Il Milan giocò molto meglio degli azzurri per un’ora circa, la sperimentazione finì presto, Suso e compagni nel girone di ritorno hanno tenuto sette volte la porta inviolata e hanno subito solo 36 gol, gli stessi del Napoli di Ancelotti che ha terminato il campionato al secondo posto. Gattuso al Napoli ha vissuto un percorso simile, iniziato con la suggestione di riportare subito Insigne e compagni in una dimensione molto ambiziosa avendo fiducia nella capacità di proporre l’identità avuta con Sarri: linea difensiva alta, pressing per il recupero palla e conquista del campo attraverso il palleggio nel 4-3-3.
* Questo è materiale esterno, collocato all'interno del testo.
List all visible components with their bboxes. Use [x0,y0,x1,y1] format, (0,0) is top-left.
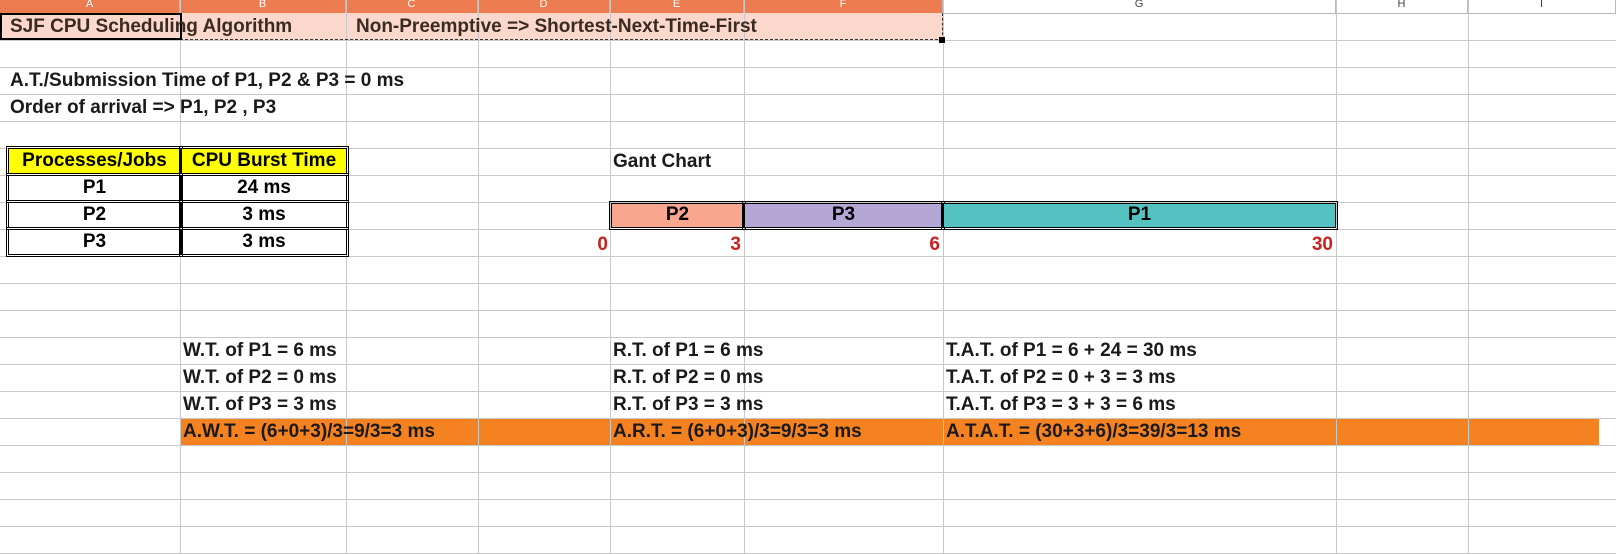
gantt-segment-p1[interactable]: P1 [941,201,1338,230]
gantt-title[interactable]: Gant Chart [613,151,712,172]
active-cell-a1[interactable] [0,13,182,40]
title-cell[interactable]: SJF CPU Scheduling Algorithm [10,16,293,37]
wt-p1-cell[interactable]: W.T. of P1 = 6 ms [183,340,337,361]
average-waiting-time-cell[interactable]: A.W.T. = (6+0+3)/3=9/3=3 ms [183,421,435,442]
selection-fill-handle[interactable] [939,37,945,43]
table-header-burst-time[interactable]: CPU Burst Time [179,146,349,176]
arrival-order-cell[interactable]: Order of arrival => P1, P2 , P3 [10,97,277,118]
column-header-b[interactable]: B [180,0,346,13]
gantt-segment-p3[interactable]: P3 [742,201,945,230]
column-header-c[interactable]: C [346,0,478,13]
table-row-p3-burst[interactable]: 3 ms [179,227,349,257]
tat-p3-cell[interactable]: T.A.T. of P3 = 3 + 3 = 6 ms [946,394,1176,415]
wt-p2-cell[interactable]: W.T. of P2 = 0 ms [183,367,337,388]
column-header-d[interactable]: D [478,0,610,13]
gantt-tick-6[interactable]: 6 [929,234,940,255]
rt-p1-cell[interactable]: R.T. of P1 = 6 ms [613,340,764,361]
column-header-a[interactable]: A [0,0,180,13]
column-header-g[interactable]: G [943,0,1336,13]
title-row-fill [0,13,943,40]
averages-row-fill [180,418,1599,445]
column-header-i[interactable]: I [1468,0,1616,13]
table-row-p2-burst[interactable]: 3 ms [179,200,349,230]
table-row-p1-process[interactable]: P1 [6,173,183,203]
tat-p2-cell[interactable]: T.A.T. of P2 = 0 + 3 = 3 ms [946,367,1176,388]
table-row-p1-burst[interactable]: 24 ms [179,173,349,203]
rt-p3-cell[interactable]: R.T. of P3 = 3 ms [613,394,764,415]
arrival-time-cell[interactable]: A.T./Submission Time of P1, P2 & P3 = 0 … [10,70,405,91]
column-header-f[interactable]: F [744,0,943,13]
table-header-processes[interactable]: Processes/Jobs [6,146,183,176]
wt-p3-cell[interactable]: W.T. of P3 = 3 ms [183,394,337,415]
algorithm-type-cell[interactable]: Non-Preemptive => Shortest-Next-Time-Fir… [356,16,757,37]
table-row-p2-process[interactable]: P2 [6,200,183,230]
column-header-h[interactable]: H [1336,0,1468,13]
gantt-tick-0[interactable]: 0 [597,234,608,255]
gantt-segment-p2[interactable]: P2 [609,201,746,230]
average-response-time-cell[interactable]: A.R.T. = (6+0+3)/3=9/3=3 ms [613,421,862,442]
average-turnaround-time-cell[interactable]: A.T.A.T. = (30+3+6)/3=39/3=13 ms [946,421,1242,442]
gantt-tick-3[interactable]: 3 [730,234,741,255]
tat-p1-cell[interactable]: T.A.T. of P1 = 6 + 24 = 30 ms [946,340,1197,361]
column-header-e[interactable]: E [610,0,744,13]
rt-p2-cell[interactable]: R.T. of P2 = 0 ms [613,367,764,388]
gantt-tick-30[interactable]: 30 [1311,234,1333,255]
table-row-p3-process[interactable]: P3 [6,227,183,257]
Le quattro sconfitte nelle prime cinque gare dell’era Gattuso rivelano che questa squadra non era ancora pronta, aveva bisogno di un percorso graduale per ritrovare l’identità smarrita dal disastro tattico e gestionale in cui era piombato il Napoli. Il punto più drammatico si è raggiunto con la sconfitta contro la Fiorentina in cui gli azzurri sono parsi smarriti, distrutti nelle proprie certezze in entrambe le fasi, svuotati dall’atmosfera deprimente del San Paolo senza il supporto delle curve. Gattuso in quel momento ha corretto il Napoli, lavorando sulla testa con l’obiettivo di rendere gli azzurri presenti, partecipi e responsabilizzandoli su quanto era accaduto. Il cambiamento, però, è soprattutto tattico, nei principi di gioco della fase di non possesso.
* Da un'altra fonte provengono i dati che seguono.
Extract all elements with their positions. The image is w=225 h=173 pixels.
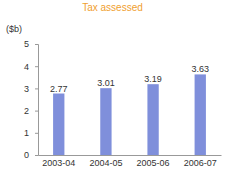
y-tick: 0 bbox=[24, 150, 38, 160]
bars bbox=[53, 74, 206, 155]
data-label: 2.77 bbox=[50, 84, 68, 94]
x-tick-label: 2004-05 bbox=[89, 158, 122, 168]
bar bbox=[195, 74, 206, 155]
x-tick: 2005-06 bbox=[137, 155, 170, 168]
x-tick-label: 2006-07 bbox=[184, 158, 217, 168]
y-tick-label: 5 bbox=[24, 39, 29, 49]
y-tick-label: 0 bbox=[24, 150, 29, 160]
y-axis-label: ($b) bbox=[6, 24, 22, 34]
y-axis: 0 1 2 3 4 5 bbox=[24, 39, 39, 160]
x-tick: 2004-05 bbox=[89, 155, 122, 168]
y-tick-mark bbox=[35, 155, 38, 156]
y-tick-mark bbox=[35, 44, 38, 45]
y-tick-mark bbox=[35, 133, 38, 134]
y-tick-mark bbox=[35, 66, 38, 67]
y-tick-mark bbox=[35, 111, 38, 112]
y-tick: 1 bbox=[24, 128, 38, 138]
y-tick: 2 bbox=[24, 106, 38, 116]
bar bbox=[53, 94, 64, 155]
x-axis: 2003-04 2004-05 2005-06 2006-07 bbox=[39, 155, 222, 168]
y-tick-label: 4 bbox=[24, 62, 29, 72]
y-tick-label: 1 bbox=[24, 128, 29, 138]
y-axis-line bbox=[35, 45, 39, 156]
y-tick-mark bbox=[35, 88, 38, 89]
x-axis-line bbox=[39, 155, 222, 156]
y-tick-label: 2 bbox=[24, 106, 29, 116]
data-label: 3.19 bbox=[144, 74, 162, 84]
x-tick-label: 2003-04 bbox=[42, 158, 75, 168]
data-label: 3.01 bbox=[97, 78, 115, 88]
y-tick: 3 bbox=[24, 84, 38, 94]
y-tick: 4 bbox=[24, 62, 38, 72]
data-label: 3.63 bbox=[191, 64, 209, 74]
y-tick-label: 3 bbox=[24, 84, 29, 94]
y-tick: 5 bbox=[24, 39, 38, 49]
x-tick: 2003-04 bbox=[42, 155, 75, 168]
chart: Tax assessed ($b) 2.77 3.01 3.19 3.63 0 1 2 3 4 5 20… bbox=[0, 0, 225, 173]
bar bbox=[147, 84, 158, 155]
title: Tax assessed bbox=[82, 2, 143, 13]
x-tick-label: 2005-06 bbox=[137, 158, 170, 168]
x-tick: 2006-07 bbox=[184, 155, 217, 168]
bar bbox=[100, 88, 111, 155]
Il Napoli, costruito male in estate con l’idea mai realmente completata di essere più intenso e aggressivo, non ha problemi ad abbassare il baricentro se necessario, riesce ad essere corto e compatto. È una squadra camaleontica che s’adatta all’avversario, capace di far blocco in circa 21 metri nella fase di non possesso contro l’Inter ma anche di dominare il gioco come fatto in scioltezza nei primi venticinque minuti contro la Sampdoria e il Lecce. Le partite contro Inter e Cagliari sembrano confermare la sensazione che la gara contro il Lecce rappresenti un brutto incidente di percorso, in cui si sono intrecciati vari errori: quelli di Gattuso nella coppia Maksimovic-Koulibaly e di tenere la squadra con il 4-2-3-1 nella ripresa anche dopo il pareggio, le occasioni fallite da Milik e Zielinski sotto porta e il disastro compiuto dall’arbitro Giua nel non assegnare il rigore per il fallo di Donati su Milik che poteva cambiare la partita. Il Napoli, che non concede al Cagliari neanche un tiro in area di rigore, inizia a somigliare al suo allenatore, è compatto, determinato, non più leggera e superficiale come è sembrata in tanti momenti. Gattuso fa bene a non fidarsi ancora, non può fare altrimenti con una squadra forte per valori, costruita male, gestita peggio e corretta a gennaio. Lo dimostra il caso Allan, escluso dai convocati per la trasferta di Cagliari. Il Napoli ha a Brescia un’altra battaglia prima della partita contro il Barcellona, la sfida più importante è recuperare tutto il potenziale a disposizione. Il Napoli ha vinto a Cagliari senza Allan, Koulibaly, Milik e Lozano e con Insigne che ha iniziato la gara in panchina, l’obiettivo è riportare tutti sulla nave per riconquistare l’Europa, giocarsela contro il Barcellona senza rimpianti e andare a caccia della Coppa Italia.